Flow Field Simulations Over Reentry Modules at High Speed

Abstract

Reentry capsule configurations significantly differ from each other due to entry conditions and mission requirements. This paper describes numerical simulations of the viscous flow over the Beagle and the OREX (Orbital Reentry EXperiments) configurations for freestream Mach numbers in the range of 1.2 - 5.0. The flow fields over the reentry modules are obtained by solving time-dependent axisymmetric compressible laminar Navier-Stokes equations. The fluid mechanics equations are discretized in spatial coordinates employing a finite volume method, which reduces the governing equations to semi-discretized ordinary differential equations. Temporal integration is carried out using a two-stage Runge-Kutta time-stepping scheme.

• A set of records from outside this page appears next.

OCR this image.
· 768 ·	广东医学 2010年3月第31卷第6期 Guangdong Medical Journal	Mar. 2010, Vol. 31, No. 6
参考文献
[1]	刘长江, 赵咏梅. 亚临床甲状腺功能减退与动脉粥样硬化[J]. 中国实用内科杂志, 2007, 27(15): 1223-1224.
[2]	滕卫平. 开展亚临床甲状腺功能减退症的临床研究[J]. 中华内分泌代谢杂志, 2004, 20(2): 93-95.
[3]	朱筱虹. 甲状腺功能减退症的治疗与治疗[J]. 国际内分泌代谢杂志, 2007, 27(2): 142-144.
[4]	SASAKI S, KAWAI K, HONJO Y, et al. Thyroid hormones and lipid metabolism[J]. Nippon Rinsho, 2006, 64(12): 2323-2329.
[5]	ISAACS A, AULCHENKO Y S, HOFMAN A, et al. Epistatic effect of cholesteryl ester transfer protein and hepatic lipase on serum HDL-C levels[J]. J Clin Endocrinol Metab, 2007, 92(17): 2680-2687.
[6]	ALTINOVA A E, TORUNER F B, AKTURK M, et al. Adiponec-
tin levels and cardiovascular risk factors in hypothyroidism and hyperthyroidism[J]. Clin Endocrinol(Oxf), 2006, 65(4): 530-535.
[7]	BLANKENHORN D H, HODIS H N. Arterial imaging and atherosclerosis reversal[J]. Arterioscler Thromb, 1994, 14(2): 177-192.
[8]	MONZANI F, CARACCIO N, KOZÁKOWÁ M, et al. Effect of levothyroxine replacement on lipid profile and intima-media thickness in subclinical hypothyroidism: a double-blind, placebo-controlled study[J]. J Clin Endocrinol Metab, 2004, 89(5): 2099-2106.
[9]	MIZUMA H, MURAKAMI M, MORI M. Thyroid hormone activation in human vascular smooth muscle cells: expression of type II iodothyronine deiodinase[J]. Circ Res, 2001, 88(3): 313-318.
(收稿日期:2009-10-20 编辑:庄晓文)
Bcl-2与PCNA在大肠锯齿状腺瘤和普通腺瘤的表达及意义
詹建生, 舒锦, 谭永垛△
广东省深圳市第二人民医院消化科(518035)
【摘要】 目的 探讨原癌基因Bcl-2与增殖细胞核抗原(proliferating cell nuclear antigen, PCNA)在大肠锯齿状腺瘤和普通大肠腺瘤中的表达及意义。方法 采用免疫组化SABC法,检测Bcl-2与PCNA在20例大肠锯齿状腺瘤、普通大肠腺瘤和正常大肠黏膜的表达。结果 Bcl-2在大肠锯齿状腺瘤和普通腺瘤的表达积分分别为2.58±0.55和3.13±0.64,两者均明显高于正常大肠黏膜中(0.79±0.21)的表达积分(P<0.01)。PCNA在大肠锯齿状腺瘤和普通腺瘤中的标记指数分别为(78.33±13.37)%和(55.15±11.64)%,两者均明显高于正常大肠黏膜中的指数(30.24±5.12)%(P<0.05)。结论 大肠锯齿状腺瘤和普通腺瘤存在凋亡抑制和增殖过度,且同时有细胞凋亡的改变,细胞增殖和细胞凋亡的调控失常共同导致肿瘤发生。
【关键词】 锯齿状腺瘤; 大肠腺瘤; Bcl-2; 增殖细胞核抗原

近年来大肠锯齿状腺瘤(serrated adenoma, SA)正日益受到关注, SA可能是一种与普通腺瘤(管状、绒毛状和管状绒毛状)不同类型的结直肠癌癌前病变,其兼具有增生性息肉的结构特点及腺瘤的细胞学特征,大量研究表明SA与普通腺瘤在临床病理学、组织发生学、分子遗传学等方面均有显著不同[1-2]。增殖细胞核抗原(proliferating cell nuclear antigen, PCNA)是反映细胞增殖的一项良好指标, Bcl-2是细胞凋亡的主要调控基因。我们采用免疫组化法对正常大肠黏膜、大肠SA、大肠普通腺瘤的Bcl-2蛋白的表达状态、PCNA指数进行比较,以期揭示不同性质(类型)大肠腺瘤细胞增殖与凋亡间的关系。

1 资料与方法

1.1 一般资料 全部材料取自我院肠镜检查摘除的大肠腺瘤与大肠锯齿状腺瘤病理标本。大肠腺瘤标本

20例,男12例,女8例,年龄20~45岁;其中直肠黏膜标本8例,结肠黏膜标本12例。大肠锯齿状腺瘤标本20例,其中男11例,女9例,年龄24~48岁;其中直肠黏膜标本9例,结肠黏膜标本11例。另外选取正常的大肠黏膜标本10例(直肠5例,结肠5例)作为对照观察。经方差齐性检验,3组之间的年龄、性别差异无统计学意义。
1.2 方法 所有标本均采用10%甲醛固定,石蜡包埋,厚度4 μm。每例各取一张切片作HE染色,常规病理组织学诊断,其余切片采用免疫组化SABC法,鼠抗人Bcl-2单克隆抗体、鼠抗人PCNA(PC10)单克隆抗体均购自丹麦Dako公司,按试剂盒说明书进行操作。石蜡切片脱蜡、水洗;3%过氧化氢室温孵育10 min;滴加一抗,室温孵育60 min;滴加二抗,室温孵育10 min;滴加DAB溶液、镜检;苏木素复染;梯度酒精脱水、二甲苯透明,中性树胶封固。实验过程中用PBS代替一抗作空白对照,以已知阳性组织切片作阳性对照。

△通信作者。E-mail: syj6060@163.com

A local time-stepping is employed to get the steady state solution. The numerical simulation is performed on a single-block structured grid. The flow field features around the reentry capsules such as bow shock wave, sonic line, expansion fan and recirculation flow in the base-shell region are well captured by the present numerical computation. The effects of the geometrical parameters of the module, such as aspect ratio, frontal segment bluntness, fore body cone angle and shoulder rounding radius on the wake throat width, distance from the wake throat to the base of the model, flow departure angle and aerodynamic drag are analyzed using the numerically simulated flow field.